Anyone Using Elasticsearch to Index DITA Content?


ekimber@contrext.com
 

In my current job role I'm contributing to an Elasticsearch-based application that is not in any way XML or DITA related. I am new to Elasticsearch but basically it uses the Apache Lucene full-text engine to index JSON data and then provide a bunch of useful search and retrieval services on top of that.
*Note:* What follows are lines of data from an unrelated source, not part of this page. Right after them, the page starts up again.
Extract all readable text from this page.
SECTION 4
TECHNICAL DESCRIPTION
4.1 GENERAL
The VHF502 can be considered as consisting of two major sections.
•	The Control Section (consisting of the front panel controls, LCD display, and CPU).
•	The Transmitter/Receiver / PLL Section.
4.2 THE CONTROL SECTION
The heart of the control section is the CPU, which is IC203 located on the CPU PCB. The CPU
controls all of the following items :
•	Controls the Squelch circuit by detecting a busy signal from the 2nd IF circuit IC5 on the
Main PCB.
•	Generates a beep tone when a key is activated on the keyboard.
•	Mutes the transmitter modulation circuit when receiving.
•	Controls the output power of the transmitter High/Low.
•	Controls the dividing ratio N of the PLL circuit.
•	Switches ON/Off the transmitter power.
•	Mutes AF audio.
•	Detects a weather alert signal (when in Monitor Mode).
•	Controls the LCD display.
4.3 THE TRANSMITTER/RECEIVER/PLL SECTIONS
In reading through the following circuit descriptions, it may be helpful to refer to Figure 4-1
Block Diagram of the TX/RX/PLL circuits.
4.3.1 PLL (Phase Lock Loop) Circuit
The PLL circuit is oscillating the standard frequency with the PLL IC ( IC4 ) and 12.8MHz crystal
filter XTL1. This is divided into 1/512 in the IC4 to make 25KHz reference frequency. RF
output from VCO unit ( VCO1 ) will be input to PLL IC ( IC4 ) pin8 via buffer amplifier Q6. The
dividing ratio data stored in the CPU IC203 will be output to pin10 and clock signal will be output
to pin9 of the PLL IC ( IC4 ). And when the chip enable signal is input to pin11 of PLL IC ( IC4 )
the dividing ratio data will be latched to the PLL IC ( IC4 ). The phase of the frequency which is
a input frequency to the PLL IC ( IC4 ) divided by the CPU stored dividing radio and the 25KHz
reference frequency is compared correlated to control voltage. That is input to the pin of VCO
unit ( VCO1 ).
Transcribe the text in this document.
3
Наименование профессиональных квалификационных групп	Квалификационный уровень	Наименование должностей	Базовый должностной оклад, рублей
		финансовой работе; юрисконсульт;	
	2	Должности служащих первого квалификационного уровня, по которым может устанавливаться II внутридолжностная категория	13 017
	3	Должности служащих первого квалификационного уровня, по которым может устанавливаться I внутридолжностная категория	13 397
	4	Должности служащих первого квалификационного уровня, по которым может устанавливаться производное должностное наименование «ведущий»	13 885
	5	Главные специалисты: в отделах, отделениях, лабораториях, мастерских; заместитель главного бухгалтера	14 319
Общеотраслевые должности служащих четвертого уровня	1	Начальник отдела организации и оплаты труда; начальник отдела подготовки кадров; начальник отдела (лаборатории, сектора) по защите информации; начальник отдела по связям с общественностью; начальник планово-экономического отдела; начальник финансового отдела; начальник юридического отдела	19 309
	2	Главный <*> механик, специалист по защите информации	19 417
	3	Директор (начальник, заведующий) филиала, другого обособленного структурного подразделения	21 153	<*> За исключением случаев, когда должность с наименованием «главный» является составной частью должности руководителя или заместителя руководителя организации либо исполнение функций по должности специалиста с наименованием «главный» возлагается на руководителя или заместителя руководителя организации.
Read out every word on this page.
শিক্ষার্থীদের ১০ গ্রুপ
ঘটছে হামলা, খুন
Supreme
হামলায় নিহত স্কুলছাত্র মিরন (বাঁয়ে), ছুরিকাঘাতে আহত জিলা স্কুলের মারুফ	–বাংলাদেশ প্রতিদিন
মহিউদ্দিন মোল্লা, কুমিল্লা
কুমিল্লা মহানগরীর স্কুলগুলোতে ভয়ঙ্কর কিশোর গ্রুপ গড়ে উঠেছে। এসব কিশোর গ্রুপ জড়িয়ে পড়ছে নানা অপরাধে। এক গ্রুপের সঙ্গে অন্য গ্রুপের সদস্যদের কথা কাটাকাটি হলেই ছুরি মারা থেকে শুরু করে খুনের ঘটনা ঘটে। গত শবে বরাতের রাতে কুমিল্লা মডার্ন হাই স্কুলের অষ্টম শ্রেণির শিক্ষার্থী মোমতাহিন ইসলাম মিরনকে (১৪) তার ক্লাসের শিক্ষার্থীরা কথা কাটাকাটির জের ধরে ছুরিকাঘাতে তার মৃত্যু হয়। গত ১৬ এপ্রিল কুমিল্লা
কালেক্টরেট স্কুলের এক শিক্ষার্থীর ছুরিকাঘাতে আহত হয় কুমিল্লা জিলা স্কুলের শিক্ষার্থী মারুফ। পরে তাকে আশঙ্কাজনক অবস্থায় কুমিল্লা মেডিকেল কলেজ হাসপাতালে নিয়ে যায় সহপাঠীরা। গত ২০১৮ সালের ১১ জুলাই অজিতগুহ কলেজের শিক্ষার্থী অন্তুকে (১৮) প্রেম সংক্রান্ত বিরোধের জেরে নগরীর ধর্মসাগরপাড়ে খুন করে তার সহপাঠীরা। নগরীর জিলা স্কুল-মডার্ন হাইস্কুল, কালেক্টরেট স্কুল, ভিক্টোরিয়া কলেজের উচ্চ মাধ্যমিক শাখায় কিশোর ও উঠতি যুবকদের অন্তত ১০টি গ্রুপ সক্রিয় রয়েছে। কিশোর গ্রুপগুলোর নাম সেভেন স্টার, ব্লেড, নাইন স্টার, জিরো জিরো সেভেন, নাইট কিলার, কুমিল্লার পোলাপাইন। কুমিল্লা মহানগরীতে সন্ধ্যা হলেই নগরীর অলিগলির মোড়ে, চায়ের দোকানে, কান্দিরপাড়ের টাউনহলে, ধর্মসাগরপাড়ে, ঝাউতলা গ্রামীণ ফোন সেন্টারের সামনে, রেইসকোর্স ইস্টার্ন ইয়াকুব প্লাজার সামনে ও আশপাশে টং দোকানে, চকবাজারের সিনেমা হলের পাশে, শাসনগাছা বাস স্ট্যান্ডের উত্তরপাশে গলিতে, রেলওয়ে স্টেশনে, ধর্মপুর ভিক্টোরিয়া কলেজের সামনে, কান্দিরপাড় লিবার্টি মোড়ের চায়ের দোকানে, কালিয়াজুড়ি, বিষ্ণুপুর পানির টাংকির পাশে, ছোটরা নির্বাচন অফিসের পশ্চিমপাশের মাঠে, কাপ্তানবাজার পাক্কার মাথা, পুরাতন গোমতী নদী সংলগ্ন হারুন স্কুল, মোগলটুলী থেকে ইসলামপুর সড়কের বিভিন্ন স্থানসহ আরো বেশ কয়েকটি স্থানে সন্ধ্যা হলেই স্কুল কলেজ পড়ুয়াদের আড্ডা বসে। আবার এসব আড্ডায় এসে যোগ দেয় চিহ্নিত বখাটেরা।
It seems very cool.

However, except for the Elasticsearch Logstash tool's generic XML-to-JSON feature (designed primarily for indexing Windows XML logs I believe), there doesn't seem to be a dedicated documentation XML-to-Elasticsearch mechanism (at least I didn't find one in my initial brief searching).

But since the input to Elasticsearch is JSON there's no technical barrier to generating JSON from DITA content, but there would be some art to it.

In the DITA world we'd typically choose something like MarkLogic or XBase to do full-text searching on our content but Elasticsearch is widely used (and is open-source so it's free).

So I'm curious if anyone in the DITA community is using Elasticsearch to index their DITA content and if so, can you talk about it?

Cheers,

E.
--
Eliot Kimber
http://contrext.com


Tony Chung
 

Following this conversation. I've seen the ELK stack gaining popularity in dev teams over the past few years and would be interesting to see how DITA analytics could benefit from this open source tool stack.

-Tony


despopoulos_chriss
 

This sounds totally cool.  At my current gig (Turbonomic) we're supporting an export to ElasticSearch data...  Basically an export to Kafka "documents"...  JSON objects.  You can read the JSON into ElasticSearch, and then do lots with it, including interesting analysis and visualizations.  This approach seems to be loose with the details of the JSON you send it.  So there seems to be leeway in what you do.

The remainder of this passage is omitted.